Nvidia's approach sidesteps some of this uncertainty by owning more of the stack. Its Spectrum-X Photonics platform integrates silicon photonics directly into the switch ASIC package — 409.6 terabits per second of bandwidth across 512 ports at 800 gigabits per second in the SN6800 chassis. Nvidia is not selling a component; it is selling a system. That is consistent with the paper's framing: the decision to use CPO reshapes what you are actually buying.
Microsoft Research is pursuing a different path. Its MOSAIC program, developed at the Cambridge lab with Azure hardware teams, uses MicroLEDs rather than lasers as the light source — hundreds of parallel low-speed channels through imaging fiber, the same multi-core cable used in medical endoscopy. Microsoft estimates roughly 50 percent less power draw than mainstream laser-based optical cables. The MicroLED approach avoids the laser supply chain constraints that Gartner analyst Naresh Singh said are expected to persist through 2027. Microsoft expects commercialization by late 2027. The caveat is bandwidth: MOSAIC's current sweet spot is 400G to 800G. By the time it deploys at scale, the industry may have moved to 1.6T or 3.2T targets, according to Counterpoint Research. Without buy-in from Nvidia or AMD on the chiplet integration side, the scalability question remains open.

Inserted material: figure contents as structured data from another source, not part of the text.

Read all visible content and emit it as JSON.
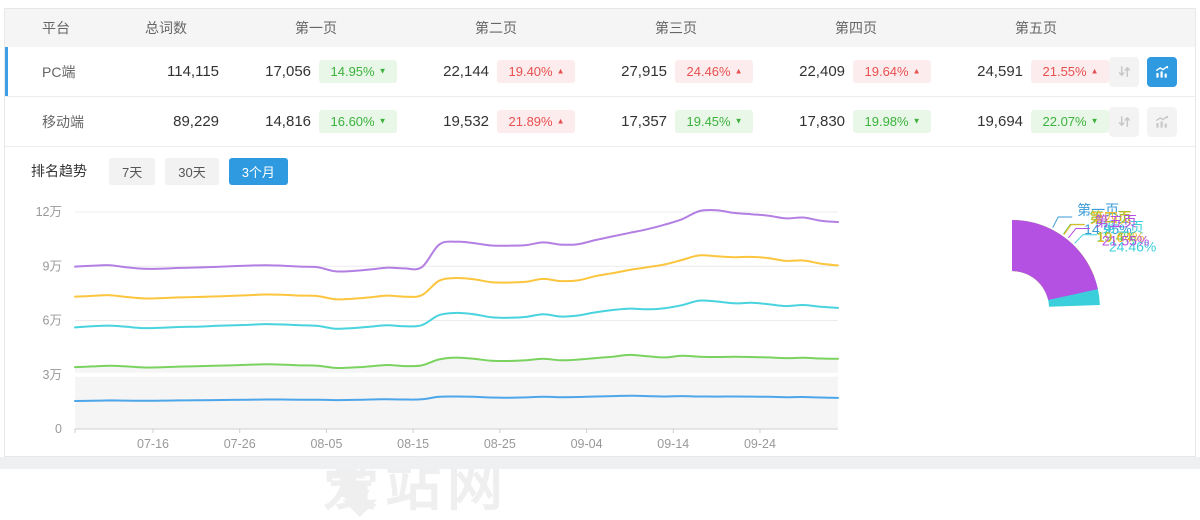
{
  "table": {
    "headers": [
      "平台",
      "总词数",
      "第一页",
      "第二页",
      "第三页",
      "第四页",
      "第五页"
    ],
    "rows": [
      {
        "platform": "PC端",
        "total": "114,115",
        "pages": [
          {
            "count": "17,056",
            "pct": "14.95%",
            "dir": "down"
          },
          {
            "count": "22,144",
            "pct": "19.40%",
            "dir": "up"
          },
          {
            "count": "27,915",
            "pct": "24.46%",
            "dir": "up"
          },
          {
            "count": "22,409",
            "pct": "19.64%",
            "dir": "up"
          },
          {
            "count": "24,591",
            "pct": "21.55%",
            "dir": "up"
          }
        ]
      },
      {
        "platform": "移动端",
        "total": "89,229",
        "pages": [
          {
            "count": "14,816",
            "pct": "16.60%",
            "dir": "down"
          },
          {
            "count": "19,532",
            "pct": "21.89%",
            "dir": "up"
          },
          {
            "count": "17,357",
            "pct": "19.45%",
            "dir": "down"
          },
          {
            "count": "17,830",
            "pct": "19.98%",
            "dir": "down"
          },
          {
            "count": "19,694",
            "pct": "22.07%",
            "dir": "down"
          }
        ]
      }
    ]
  },
  "trend": {
    "title": "排名趋势",
    "tabs": [
      {
        "label": "7天"
      },
      {
        "label": "30天"
      },
      {
        "label": "3个月"
      }
    ],
    "active_tab": "3个月"
  },
  "icons": {
    "arrow_up": "▲",
    "arrow_down": "▼"
  },
  "watermark": {
    "text": "爱站网"
  },
  "colors": {
    "accent_blue": "#2f9adf",
    "badge_up_text": "#e75050",
    "badge_up_bg": "#fdeced",
    "badge_down_text": "#3cb23c",
    "badge_down_bg": "#e9f7e9",
    "selected_row_bar": "#3e9fe8"
  },
  "chart_data": [
    {
      "type": "line",
      "title": "排名趋势 3个月",
      "stacked": true,
      "note": "values are cumulative keyword counts in 万 (10k), bottom-up stack: 第一页..第五页",
      "grid": true,
      "x_ticks": [
        "07-16",
        "07-26",
        "08-05",
        "08-15",
        "08-25",
        "09-04",
        "09-14",
        "09-24"
      ],
      "x_tick_days": [
        9,
        19,
        29,
        39,
        49,
        59,
        69,
        79
      ],
      "total_days": 88,
      "y_ticks": [
        {
          "v": 0,
          "label": "0"
        },
        {
          "v": 3,
          "label": "3万"
        },
        {
          "v": 6,
          "label": "6万"
        },
        {
          "v": 9,
          "label": "9万"
        },
        {
          "v": 12,
          "label": "12万"
        }
      ],
      "ylim": [
        0,
        13
      ],
      "series": [
        {
          "name": "第二页",
          "color": "#7bd35f",
          "area": true,
          "values": [
            3.42,
            3.46,
            3.5,
            3.46,
            3.4,
            3.42,
            3.45,
            3.47,
            3.5,
            3.52,
            3.55,
            3.58,
            3.56,
            3.52,
            3.5,
            3.38,
            3.4,
            3.46,
            3.54,
            3.48,
            3.52,
            3.85,
            3.95,
            3.88,
            3.78,
            3.76,
            3.8,
            3.88,
            3.8,
            3.84,
            3.92,
            4.0,
            4.1,
            4.02,
            3.96,
            4.05,
            4.0,
            3.98,
            4.0,
            3.98,
            3.96,
            3.92,
            3.94,
            3.9,
            3.88
          ]
        },
        {
          "name": "第一页",
          "color": "#4da6ea",
          "area": false,
          "values": [
            1.55,
            1.56,
            1.58,
            1.57,
            1.56,
            1.57,
            1.58,
            1.59,
            1.6,
            1.61,
            1.62,
            1.63,
            1.63,
            1.62,
            1.62,
            1.6,
            1.61,
            1.63,
            1.65,
            1.63,
            1.64,
            1.78,
            1.8,
            1.78,
            1.74,
            1.73,
            1.75,
            1.78,
            1.76,
            1.77,
            1.8,
            1.82,
            1.84,
            1.82,
            1.8,
            1.82,
            1.8,
            1.79,
            1.8,
            1.79,
            1.78,
            1.76,
            1.77,
            1.74,
            1.72
          ]
        },
        {
          "name": "第三页",
          "color": "#49d3de",
          "area": false,
          "values": [
            5.62,
            5.68,
            5.72,
            5.65,
            5.58,
            5.6,
            5.64,
            5.66,
            5.7,
            5.73,
            5.76,
            5.8,
            5.78,
            5.74,
            5.7,
            5.55,
            5.58,
            5.66,
            5.74,
            5.68,
            5.74,
            6.3,
            6.42,
            6.35,
            6.18,
            6.15,
            6.2,
            6.35,
            6.22,
            6.28,
            6.45,
            6.58,
            6.66,
            6.62,
            6.68,
            6.85,
            7.1,
            7.05,
            6.95,
            6.98,
            6.9,
            6.8,
            6.86,
            6.76,
            6.7
          ]
        },
        {
          "name": "第四页",
          "color": "#fbc53d",
          "area": false,
          "values": [
            7.32,
            7.36,
            7.4,
            7.3,
            7.22,
            7.24,
            7.28,
            7.3,
            7.33,
            7.36,
            7.4,
            7.44,
            7.42,
            7.38,
            7.35,
            7.18,
            7.2,
            7.28,
            7.38,
            7.32,
            7.4,
            8.2,
            8.35,
            8.28,
            8.12,
            8.1,
            8.14,
            8.3,
            8.18,
            8.22,
            8.45,
            8.62,
            8.8,
            8.95,
            9.1,
            9.35,
            9.6,
            9.55,
            9.5,
            9.52,
            9.45,
            9.3,
            9.32,
            9.15,
            9.05
          ]
        },
        {
          "name": "第五页",
          "color": "#b37fe3",
          "area": false,
          "values": [
            8.98,
            9.03,
            9.06,
            8.94,
            8.86,
            8.87,
            8.91,
            8.93,
            8.96,
            9.0,
            9.04,
            9.06,
            9.03,
            8.98,
            8.95,
            8.72,
            8.74,
            8.82,
            8.92,
            8.88,
            8.95,
            10.2,
            10.36,
            10.28,
            10.15,
            10.14,
            10.17,
            10.32,
            10.2,
            10.22,
            10.45,
            10.65,
            10.85,
            11.05,
            11.3,
            11.6,
            12.05,
            12.1,
            11.95,
            11.88,
            11.8,
            11.65,
            11.7,
            11.52,
            11.45
          ]
        }
      ]
    },
    {
      "type": "pie",
      "donut": true,
      "slices": [
        {
          "name": "第一页",
          "value": 14.95,
          "label": "14.95%",
          "color": "#3b9bd8"
        },
        {
          "name": "第二页",
          "value": 19.4,
          "label": "19.4%",
          "color": "#56c43c"
        },
        {
          "name": "第三页",
          "value": 24.46,
          "label": "24.46%",
          "color": "#3bcfdb"
        },
        {
          "name": "第四页",
          "value": 19.64,
          "label": "19.64%",
          "color": "#f5bb2e"
        },
        {
          "name": "第五页",
          "value": 21.55,
          "label": "21.55%",
          "color": "#b450e2"
        }
      ]
    }
  ]
}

The US data center power trajectory makes the stakes concrete. American data center power draw is projected to scale from 176 terawatt-hours in 2023 to 580 terawatt-hours by 2028 — more than three times in five years, per Mordor Intelligence. About 60 percent of data center energy is spent on data movement, not compute, according to Siemens. The optics are not a peripheral concern. They are load-bearing infrastructure for a grid that does not currently have the headroom to absorb the growth.